Une musulmane de 94 ans a été poignardée et des maisons incendiées lors de nouvelles violences mardi dans l’ouest de la Birmanie, alors que le président Thein Sein effectue une visite inédite dans cette région pour se pencher sur les tensions entre bouddhistes et musulmans.
«Une vieille femme a été tuée dans les affrontements et des maisons ont été incendiées» lors de ces violences entre bouddhistes et musulmans, a précisé à l’AFP un responsable de la police.
Ce regain de tension intervient alors que le président Thein Sein effectue depuis mardi une visite inédite dans l’Etat Rakhine, se rendant notamment dans la capitale Sittwe.
Son agenda prévoit un déplacement mercredi plus au sud, à Thandwe, où les violences avaient commencé il y a quelques jours après une dispute entre un bouddhiste et un musulman de la minorité kaman, l’un des groupes ethniques officiellement reconnus par l’Etat.
La violence s’est ensuite étendue aux alentours, jusqu’à devenir meurtrière mardi, quand une foule de «800 Rakhines (bouddhistes) s’est rendue» dans le village où la vieille femme kaman a été tuée, a précisé un autre responsable de la police à l’AFP.
«Ils ont brûlé 18 maisons.
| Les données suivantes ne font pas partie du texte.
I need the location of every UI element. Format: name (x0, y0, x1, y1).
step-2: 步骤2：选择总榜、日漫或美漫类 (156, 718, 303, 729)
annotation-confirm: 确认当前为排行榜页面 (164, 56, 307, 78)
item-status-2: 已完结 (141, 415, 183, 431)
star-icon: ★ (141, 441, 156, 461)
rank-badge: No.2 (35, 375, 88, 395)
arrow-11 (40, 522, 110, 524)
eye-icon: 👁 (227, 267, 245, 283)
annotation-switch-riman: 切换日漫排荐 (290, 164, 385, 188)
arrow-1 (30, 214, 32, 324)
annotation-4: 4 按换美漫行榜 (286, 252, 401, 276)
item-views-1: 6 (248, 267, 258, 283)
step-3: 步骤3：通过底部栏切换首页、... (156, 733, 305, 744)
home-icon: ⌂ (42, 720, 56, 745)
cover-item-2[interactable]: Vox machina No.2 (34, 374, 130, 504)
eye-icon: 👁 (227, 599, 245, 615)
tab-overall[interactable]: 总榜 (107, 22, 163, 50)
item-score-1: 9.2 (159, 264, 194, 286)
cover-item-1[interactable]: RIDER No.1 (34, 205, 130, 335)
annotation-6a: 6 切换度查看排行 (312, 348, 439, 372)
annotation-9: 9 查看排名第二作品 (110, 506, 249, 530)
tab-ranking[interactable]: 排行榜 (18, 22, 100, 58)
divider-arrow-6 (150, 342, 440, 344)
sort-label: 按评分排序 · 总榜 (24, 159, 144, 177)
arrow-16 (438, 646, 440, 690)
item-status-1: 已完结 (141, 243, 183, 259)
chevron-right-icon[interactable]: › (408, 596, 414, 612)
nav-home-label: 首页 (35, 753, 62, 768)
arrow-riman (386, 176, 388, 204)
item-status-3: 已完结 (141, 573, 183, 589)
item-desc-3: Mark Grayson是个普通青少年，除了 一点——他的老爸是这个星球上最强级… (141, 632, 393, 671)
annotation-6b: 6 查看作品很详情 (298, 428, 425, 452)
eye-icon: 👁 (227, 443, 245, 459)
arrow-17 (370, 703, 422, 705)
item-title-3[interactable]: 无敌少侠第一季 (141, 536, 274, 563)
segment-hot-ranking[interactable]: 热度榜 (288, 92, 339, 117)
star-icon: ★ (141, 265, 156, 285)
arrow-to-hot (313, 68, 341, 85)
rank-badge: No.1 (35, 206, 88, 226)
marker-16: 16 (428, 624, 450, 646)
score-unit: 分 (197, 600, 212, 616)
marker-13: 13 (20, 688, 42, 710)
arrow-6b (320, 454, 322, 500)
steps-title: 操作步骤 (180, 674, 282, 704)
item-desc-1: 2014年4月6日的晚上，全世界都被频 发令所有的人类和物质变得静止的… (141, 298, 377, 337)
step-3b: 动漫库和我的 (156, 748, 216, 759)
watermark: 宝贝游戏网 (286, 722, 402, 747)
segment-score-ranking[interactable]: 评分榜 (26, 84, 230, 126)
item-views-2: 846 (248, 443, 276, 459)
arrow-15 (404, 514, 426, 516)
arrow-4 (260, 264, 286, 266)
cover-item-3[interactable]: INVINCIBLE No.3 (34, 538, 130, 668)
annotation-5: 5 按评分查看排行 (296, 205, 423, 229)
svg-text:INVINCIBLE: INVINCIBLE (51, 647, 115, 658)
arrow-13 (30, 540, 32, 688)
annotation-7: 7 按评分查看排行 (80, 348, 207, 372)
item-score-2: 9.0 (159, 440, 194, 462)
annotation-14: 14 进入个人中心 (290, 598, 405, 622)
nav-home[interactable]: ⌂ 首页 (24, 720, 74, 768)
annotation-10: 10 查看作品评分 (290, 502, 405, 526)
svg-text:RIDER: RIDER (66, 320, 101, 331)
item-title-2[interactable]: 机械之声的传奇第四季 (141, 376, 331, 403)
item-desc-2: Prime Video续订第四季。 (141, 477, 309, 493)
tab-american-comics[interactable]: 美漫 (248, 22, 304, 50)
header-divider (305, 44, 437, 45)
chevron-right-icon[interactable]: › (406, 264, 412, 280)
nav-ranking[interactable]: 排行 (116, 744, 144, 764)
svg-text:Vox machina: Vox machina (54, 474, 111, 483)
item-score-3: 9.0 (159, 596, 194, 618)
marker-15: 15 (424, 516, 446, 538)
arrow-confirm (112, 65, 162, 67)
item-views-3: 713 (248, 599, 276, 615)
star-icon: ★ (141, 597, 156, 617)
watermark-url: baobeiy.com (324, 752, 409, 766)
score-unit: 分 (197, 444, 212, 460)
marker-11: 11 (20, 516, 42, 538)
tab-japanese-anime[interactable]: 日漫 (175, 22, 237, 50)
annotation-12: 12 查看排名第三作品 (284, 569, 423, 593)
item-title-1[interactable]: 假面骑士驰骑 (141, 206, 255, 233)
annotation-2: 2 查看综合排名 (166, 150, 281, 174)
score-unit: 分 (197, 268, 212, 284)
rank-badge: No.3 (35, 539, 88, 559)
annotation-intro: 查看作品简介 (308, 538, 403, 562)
Après quoi, la musulmane kaman de 94 ans a été poignardée», a-t-il ajouté.
La présidence n’a pas précisé si Thein Sein se rendrait sur les lieux des violences.
Thein Sein rencontre bouddhistes et musulmans
Le président a comme mission «les violences inter-communautaires» et «rencontrera les autorités et des représentants des deux communautés», bouddhiste et musulmane de la région, a seulement indiqué un responsable de la présidence à l’AFP.
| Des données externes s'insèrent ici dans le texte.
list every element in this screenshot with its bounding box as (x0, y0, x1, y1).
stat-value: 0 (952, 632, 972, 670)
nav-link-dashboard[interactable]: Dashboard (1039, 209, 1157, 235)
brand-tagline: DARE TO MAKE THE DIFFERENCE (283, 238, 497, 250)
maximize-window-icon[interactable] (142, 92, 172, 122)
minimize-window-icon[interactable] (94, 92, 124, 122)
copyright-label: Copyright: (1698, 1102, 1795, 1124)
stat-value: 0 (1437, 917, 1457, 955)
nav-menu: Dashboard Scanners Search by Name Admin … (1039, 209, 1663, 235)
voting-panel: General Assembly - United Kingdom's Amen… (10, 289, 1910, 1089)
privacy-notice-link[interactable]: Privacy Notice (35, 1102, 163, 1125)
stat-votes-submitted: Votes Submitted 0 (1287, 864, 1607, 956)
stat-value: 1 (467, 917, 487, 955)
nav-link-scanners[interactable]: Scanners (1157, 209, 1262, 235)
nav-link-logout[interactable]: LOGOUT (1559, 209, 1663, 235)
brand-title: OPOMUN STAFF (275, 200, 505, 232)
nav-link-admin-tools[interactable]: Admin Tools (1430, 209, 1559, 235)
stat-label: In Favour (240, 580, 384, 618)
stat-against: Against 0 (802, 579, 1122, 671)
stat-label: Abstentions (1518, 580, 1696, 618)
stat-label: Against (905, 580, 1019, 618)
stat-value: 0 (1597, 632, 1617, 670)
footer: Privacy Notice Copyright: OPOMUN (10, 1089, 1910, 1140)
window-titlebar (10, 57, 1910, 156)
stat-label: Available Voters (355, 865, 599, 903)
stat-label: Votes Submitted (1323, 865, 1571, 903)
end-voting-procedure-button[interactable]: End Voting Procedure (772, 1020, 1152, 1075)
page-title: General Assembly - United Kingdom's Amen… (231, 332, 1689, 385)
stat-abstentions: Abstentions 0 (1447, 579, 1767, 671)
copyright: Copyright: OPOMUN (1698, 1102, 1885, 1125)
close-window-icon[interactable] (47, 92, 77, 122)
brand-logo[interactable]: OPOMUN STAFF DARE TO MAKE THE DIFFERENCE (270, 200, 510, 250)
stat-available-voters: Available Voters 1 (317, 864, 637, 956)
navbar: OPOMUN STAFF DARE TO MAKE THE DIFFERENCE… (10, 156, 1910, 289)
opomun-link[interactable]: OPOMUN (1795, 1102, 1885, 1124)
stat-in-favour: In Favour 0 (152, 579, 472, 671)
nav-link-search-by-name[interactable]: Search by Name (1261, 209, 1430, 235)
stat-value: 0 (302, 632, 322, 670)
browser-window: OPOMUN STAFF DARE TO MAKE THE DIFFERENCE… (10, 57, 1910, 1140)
Dans une rare prise de parole, quatre organisations musulmanes birmanes ont interpellé mardi soir le président Thein Sein pour lui demander d’agir au plus vite dans ce dossier. «L’inquiétude de la minorité musulmane à travers le pays est à son comble. Elle ne se sent pas en sécurité», disent ces organisations dans une lettre ouverte au président Thein Sein.
L’Etat Rakhine a été le théâtre en 2012 de deux vagues de violences entre bouddhistes de la minorité ethnique rakhine et musulmans de la minorité apatride des Rohingyas, qui ont fait plus de 200 morts et 140.000 déplacés.
Les émeutes, accompagnées de campagnes menées par des moines bouddhistes radicaux, se sont ensuite propagées à d’autres parties du pays, visant cette fois des musulmans de nationalité birmane, faisant des dizaines de morts depuis le début de l’année.
Ces événements ont mis en lumière une islamophobie latente dans un pays majoritairement bouddhiste qui compte environ 4% de musulmans, et porté une ombre au tableau des réformes du gouvernement qui a succédé à la junte dissoute en mars 2011.
Des défenseurs des droits de l’Homme ont accusé les forces de l’ordre d’inaction, voire de complicité, dans ces violences.
Human Rights Watch a même accusé la Birmanie d’avoir entrepris une «campagne de nettoyage ethnique» contre les Rohingyas, des accusations rejetées par le gouvernement.
Quelque 800.000 Rohingyas, considérés comme faisant partie de l’une des minorités les plus persécutées de la planète, vivent confinés dans le nord de l’Etat Rakhine.
Le groupe de réflexion International Crisis Group a publié mardi un rapport, sous le titre «The dark side of transition: violence against muslims in Myanmar» («La face obscure de la transition : les violences contre les musulmans en Birmanie»).
«Le président Thein Sein a adopté le ton juste, appelant clairement au calme, mettant en garde contre les dangers plus larges des violences et affirmant qu’il y aurait une ‘tolérance zéro’» pour les fauteurs de troubles, écrit-il, tout en appelant à «une réponse gouvernementale efficace».
La communauté internationale a multiplié les appels aux autorités birmanes à régler le problème des violences entre bouddhistes et musulmans.
L’opposante Aung San-Suu Kyi, critiquée pour son silence, a récemment évoqué ce problème lors d’une tournée en Europe. Elle y a rencontré le dalaï-lama, qui a appelé au respect des principes bouddhistes les moines birmans, dont certains auraient incité aux violences.